Ustadz M. Nawawi Thoyyib: Sabar Adalah Kunci Segala Sesuatu

Sosok ini tidak pernah menonjolkan diri. Karena itulah, tidak banyak orang yang tahu kalau pria yang satu ini merupakan orang dekat KH. Abdul Hamid Pasuruan yang kharismatik itu. Ya, dialah Ustadz M. Nawawi Thoyyib. Pria kelahiran Pasuruan, 3 November 1962 ini adalah sosok yang tidak mau menonjolkan dirinya. Beliau adalah putra dari H. Thoyyib yang merupakan orang dekat KH. Abdul Hamid Pasuruan. H. Thoyyib ini –menurut yang empunya cerita- adalah seorang hafizh (penghafal Al-Quran) dan pernah belajar di Makkah selama sembilan tahun. Setelah kembali ke tanah airnya, H. Thoyyib menikah dengan seorang gadis yang alim dan masih ada hubungan keluarga dengan Ponpes Sidogiri Pasuruan. Dari hasil perkawinan itulah, H. Thoyyib memiliki dua orang putra: Abdul Fattah Thoyyib, dan Muhammad Nawawi Thoyyib. Sedekat apa hubungan antara H. Thoyyib dengan Kiai Hamid Pasuruan? H. Thoyyib ini adalah santri Kiai Hamid Pasuruan, KH. Muhammad bin Yasin, dan juga pernah berguru pada Al-Habib Ja’far bin Syaikhon Assegaf Pasuruan. Karena kepandaian Bahasa Arabnya, maka H. Thoyyib dipercaya untuk menjadi juru bahasa dan juru bicara KH. Abdul Hamid Pasuruan. Ketika Kiai Hamid kedatangan tamu dari Timur Tengah, maka H. Thoyyib ini yang dipanggil untuk menemani Kiai Hamid menerima dan menjamu tamu-tamunya.

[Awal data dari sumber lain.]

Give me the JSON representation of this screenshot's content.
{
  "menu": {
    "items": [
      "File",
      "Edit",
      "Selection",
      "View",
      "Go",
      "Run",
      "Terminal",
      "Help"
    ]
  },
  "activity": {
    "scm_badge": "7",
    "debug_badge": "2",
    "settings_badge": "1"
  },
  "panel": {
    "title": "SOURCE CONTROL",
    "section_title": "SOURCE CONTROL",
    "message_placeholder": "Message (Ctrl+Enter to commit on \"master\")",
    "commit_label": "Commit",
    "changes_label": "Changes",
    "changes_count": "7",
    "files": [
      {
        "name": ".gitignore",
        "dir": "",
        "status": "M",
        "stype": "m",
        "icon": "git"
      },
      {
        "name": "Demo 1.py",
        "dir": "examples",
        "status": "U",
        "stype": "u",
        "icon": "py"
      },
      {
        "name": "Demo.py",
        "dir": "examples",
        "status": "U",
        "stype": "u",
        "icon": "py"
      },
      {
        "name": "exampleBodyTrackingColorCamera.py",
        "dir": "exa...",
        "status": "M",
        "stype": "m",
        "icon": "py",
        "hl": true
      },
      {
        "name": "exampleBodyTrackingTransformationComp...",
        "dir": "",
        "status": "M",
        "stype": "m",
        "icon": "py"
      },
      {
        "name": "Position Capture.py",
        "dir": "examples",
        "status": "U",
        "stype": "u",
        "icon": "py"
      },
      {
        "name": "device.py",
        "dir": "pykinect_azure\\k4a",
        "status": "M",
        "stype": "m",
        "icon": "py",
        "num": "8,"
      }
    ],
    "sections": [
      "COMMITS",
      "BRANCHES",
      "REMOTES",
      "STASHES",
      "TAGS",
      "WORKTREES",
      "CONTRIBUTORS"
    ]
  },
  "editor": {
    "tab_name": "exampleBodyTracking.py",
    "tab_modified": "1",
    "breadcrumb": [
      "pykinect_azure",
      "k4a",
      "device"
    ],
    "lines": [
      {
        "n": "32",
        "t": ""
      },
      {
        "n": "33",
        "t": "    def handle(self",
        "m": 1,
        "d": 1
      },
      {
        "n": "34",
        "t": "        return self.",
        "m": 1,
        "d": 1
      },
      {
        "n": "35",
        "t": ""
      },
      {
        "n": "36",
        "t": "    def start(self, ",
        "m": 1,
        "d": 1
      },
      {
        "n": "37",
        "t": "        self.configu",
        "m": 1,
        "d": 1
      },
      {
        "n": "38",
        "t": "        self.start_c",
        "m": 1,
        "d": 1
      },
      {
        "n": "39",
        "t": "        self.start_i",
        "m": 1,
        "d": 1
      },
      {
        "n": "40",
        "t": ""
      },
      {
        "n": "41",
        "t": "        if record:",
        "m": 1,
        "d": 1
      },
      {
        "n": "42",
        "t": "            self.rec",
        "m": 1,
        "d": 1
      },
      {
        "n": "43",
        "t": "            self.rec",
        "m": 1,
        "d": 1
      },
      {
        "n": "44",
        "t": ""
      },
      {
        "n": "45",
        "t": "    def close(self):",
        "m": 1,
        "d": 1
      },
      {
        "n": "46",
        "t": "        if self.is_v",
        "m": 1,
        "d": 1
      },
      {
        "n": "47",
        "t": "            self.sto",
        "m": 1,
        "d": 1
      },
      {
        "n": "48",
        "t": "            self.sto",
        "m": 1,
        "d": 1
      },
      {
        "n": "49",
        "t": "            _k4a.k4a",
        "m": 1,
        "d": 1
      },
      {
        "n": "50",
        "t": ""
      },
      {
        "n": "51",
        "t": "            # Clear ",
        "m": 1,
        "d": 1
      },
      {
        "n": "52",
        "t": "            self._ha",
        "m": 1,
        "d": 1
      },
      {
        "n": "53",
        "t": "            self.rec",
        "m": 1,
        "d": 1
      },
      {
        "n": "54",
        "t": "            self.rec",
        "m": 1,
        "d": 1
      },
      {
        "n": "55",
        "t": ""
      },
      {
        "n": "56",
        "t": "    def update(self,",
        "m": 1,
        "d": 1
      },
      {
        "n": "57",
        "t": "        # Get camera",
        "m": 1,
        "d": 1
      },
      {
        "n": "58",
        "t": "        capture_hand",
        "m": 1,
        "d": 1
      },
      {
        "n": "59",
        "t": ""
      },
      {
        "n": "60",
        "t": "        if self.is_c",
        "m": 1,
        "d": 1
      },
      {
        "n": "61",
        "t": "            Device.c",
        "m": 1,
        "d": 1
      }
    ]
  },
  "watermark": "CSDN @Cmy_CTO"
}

Soal nama Muhammad Nawawi Thoyyib, jika kita cermati, ada kesamaan nama antara sosok satu ini dengan seorang kiai kharismatik pemimpin Ponpes Sidogiri Pasuruan: KH. Mas Muhammad Nawawi Thoyyib. Memang jika ditilik secara silsilah, figur yang menjadi bahasan kita kali ini masih memiliki hubungan darah dengan Ponpes Sidogiri yang terkenal karena pondok tersebut melahirkan ulama-ulama yang alim dan tawadhu. Ternyata, nama Muhammad Nawawi Thoyyib ini adalah nama pemberian seorang alim kharismatik dan merupakan ahli hadits di Jawa Timur: Al-Habib Abdullah bin Abdul Qadir Bilfaqih (Darul Hadits Malang). Ceritanya, ketika istri H. Thoyyib melahirkan putra keduanya, bayi ini dibawa ke hadapan Habib Abdullah untuk diberi nama. Maka Habib Abdullah pun berkata, “Kasih nama Muhammad Nawawi!”. Kemudian diberi tambahan Thoyyib karena mengikuti nama ayahnya.
 
Ayah beliau, H. Thoyyib wafat pada tahun 1976. Setahun berikutnya, ibunda beliau menyusul ke haribaan Allah. Ustadz Nawawi pun menjadi yatim piatu. Beliau langsung dididik dan diasuh dalam lingkungan keluarga KH. Abdul Hamid Pasuruan. “Setiap sore menjelang Maghrib, saya datang ke rumah Kiai Hamid. Saya langsung dipeluk dan jidat saya dielus-elus Kiai Hamid. Saya juga disuruh makan dan tidur di rumah Kiai Hamid.” Begitu kata Ustadz Nawawi.

Tinggal di dalam rumah keluarga KH. Abdul Hamid membuat Ustadz Nawawi meneladani akhlaq dan sikap terpuji yang dicerminkan oleh penghuni rumah tersebut. “Dulu saya selalu shalat berjamaah dengan Kiai Hamid. Jadi saya tahu, shalat beliau sangat meneladani shalat para salafush-shalih. Tidak terlalu cepat, bacaannya tartil, tidak kakehan model.”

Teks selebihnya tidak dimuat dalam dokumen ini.